Happy Father's Day to all the dads out there, especially mine, who also happens to be celebrating his 78th birthday today.
People always ask me how I became a writer and journalist. Two words: my father.
As crazy as our life was, my father always came home and plopped anywhere from four to seven newspapers on the dining room table. It could have been any combination of the Poughkeepsie Journal (later to be my first job out of college), the Daily Freeman, the then Newburgh Evening News (shuttered in the late 1980s), the Albany Times-Union, the New York Post, New York Daily News and Newsday.
I read them religiously and, hoping to someday be a sportswriter, I always made sure to read the write-ups of Yankee games that I watched the previous night on television, just to see how the newspaper writers saw it -- and how they saw it differently.
Happy Father's Day and Happy Birthday Dad. I know you probably won't see this, since you have enough trouble working your cell phone, much less a computer :) But I love you.
Sunday, June 15, 2008
THE FAMILY HOOD -- Happy Father's Day!
POUGHKEEPSIE POOP -- Thank goodness for the Roosevelt
The theater, that is.
Technically, the theater is in Hyde Park, not far from the FDR Estate on Route 9.
I don't know if the Horowitz family still owns it, as they did when I was much younger -- and, well, when I had a crush on their daughter Alicia, truth be told :)
Anyway, I digress. Whoever owns it, God bless 'em. In these difficult economic times, they somehow still make it work for the consumer. You can catch first-run movies at the Roosevelt for $4 matinees on the weekend. Four bucks. And, get this -- their idea of a matinee doesn't end at 4 p.m. Any movie that starts before 6 p.m. is considered a matinee.

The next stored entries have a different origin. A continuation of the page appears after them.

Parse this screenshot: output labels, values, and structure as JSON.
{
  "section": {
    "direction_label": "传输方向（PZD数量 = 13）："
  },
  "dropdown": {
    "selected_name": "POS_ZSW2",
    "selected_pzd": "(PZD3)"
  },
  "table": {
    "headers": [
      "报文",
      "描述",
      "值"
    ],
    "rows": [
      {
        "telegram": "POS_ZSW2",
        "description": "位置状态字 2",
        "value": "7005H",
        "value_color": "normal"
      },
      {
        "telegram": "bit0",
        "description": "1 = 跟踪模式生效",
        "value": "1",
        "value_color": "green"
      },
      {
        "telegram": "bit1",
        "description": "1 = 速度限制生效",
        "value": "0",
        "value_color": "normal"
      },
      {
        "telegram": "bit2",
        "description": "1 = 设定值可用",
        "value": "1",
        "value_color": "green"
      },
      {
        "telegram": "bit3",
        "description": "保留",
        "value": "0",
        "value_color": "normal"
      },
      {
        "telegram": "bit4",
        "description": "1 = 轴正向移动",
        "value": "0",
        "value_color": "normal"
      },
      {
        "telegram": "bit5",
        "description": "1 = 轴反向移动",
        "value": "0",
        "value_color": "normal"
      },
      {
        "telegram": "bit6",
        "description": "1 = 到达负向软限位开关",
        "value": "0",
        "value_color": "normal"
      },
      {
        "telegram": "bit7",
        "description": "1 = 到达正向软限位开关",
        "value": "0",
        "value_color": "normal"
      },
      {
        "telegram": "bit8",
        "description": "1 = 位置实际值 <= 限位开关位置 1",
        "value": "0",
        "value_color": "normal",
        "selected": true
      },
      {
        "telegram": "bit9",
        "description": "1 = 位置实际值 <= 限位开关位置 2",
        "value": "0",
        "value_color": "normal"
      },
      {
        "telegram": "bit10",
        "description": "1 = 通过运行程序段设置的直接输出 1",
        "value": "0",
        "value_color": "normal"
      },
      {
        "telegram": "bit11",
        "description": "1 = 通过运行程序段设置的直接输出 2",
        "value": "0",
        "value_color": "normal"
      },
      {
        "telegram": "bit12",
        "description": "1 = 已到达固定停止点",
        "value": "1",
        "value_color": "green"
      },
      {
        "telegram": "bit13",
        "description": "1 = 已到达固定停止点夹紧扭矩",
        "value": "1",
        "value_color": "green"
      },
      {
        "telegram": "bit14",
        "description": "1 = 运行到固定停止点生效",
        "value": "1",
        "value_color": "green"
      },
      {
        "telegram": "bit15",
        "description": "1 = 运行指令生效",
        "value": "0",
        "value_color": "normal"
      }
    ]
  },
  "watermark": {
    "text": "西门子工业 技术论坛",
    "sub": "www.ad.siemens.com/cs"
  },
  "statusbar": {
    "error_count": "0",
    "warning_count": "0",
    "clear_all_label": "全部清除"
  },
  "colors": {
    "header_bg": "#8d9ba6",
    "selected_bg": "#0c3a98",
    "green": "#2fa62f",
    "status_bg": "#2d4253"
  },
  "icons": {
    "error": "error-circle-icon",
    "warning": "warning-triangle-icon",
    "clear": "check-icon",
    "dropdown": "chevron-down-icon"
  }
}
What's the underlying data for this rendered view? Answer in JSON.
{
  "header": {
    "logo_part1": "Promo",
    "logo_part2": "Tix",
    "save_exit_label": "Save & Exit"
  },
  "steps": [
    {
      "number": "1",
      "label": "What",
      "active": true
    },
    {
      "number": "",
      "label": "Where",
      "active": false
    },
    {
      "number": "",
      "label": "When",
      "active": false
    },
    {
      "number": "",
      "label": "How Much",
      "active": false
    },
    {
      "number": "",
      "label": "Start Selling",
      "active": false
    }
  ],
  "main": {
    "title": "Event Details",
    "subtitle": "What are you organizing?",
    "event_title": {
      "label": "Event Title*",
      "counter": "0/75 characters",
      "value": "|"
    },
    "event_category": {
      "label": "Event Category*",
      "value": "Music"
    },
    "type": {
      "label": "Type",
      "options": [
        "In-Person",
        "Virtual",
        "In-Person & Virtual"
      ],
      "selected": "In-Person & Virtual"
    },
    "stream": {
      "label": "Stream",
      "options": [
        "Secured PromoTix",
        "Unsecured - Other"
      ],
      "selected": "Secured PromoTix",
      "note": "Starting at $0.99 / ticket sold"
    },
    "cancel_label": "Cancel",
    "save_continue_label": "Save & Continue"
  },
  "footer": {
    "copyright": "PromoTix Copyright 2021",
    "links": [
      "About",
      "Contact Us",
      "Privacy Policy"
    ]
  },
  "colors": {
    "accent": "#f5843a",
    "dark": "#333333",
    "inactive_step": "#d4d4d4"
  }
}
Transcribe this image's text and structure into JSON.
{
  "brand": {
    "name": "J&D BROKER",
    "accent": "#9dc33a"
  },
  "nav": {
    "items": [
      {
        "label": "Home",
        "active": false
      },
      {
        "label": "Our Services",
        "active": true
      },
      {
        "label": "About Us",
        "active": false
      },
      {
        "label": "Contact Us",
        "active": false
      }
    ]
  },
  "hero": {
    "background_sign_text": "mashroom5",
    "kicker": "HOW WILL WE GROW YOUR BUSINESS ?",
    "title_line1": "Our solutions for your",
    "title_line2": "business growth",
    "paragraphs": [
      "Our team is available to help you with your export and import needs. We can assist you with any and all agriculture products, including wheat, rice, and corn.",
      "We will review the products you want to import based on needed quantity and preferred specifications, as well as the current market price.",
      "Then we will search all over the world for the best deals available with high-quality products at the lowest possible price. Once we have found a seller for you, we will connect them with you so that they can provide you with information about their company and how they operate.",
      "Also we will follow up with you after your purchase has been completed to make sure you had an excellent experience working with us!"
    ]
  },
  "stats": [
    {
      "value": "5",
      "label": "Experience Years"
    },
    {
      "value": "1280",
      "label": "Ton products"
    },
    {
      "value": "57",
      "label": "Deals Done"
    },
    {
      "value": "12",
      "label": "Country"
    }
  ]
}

My wife and I caught the 3:45 p.m. showing of Sex and the City on Saturday -- yeah, yeah, whatever. I was a fan of the show when it was came on HBO nine or 10 years ago and I, me, moi, was the one that turned my wife onto it -- for less than a $20 bill.
Moreover, the Roosevelt offers a ticket pack available at any time that features 12 movies tickets for $49. That's about $4.08 a ticket for those of you doing the math at home, and you can use the ticket at any time. Yes, even after 6 p.m.
Let me tell you, when you have kids a $4 movie is a pretty darn good deal.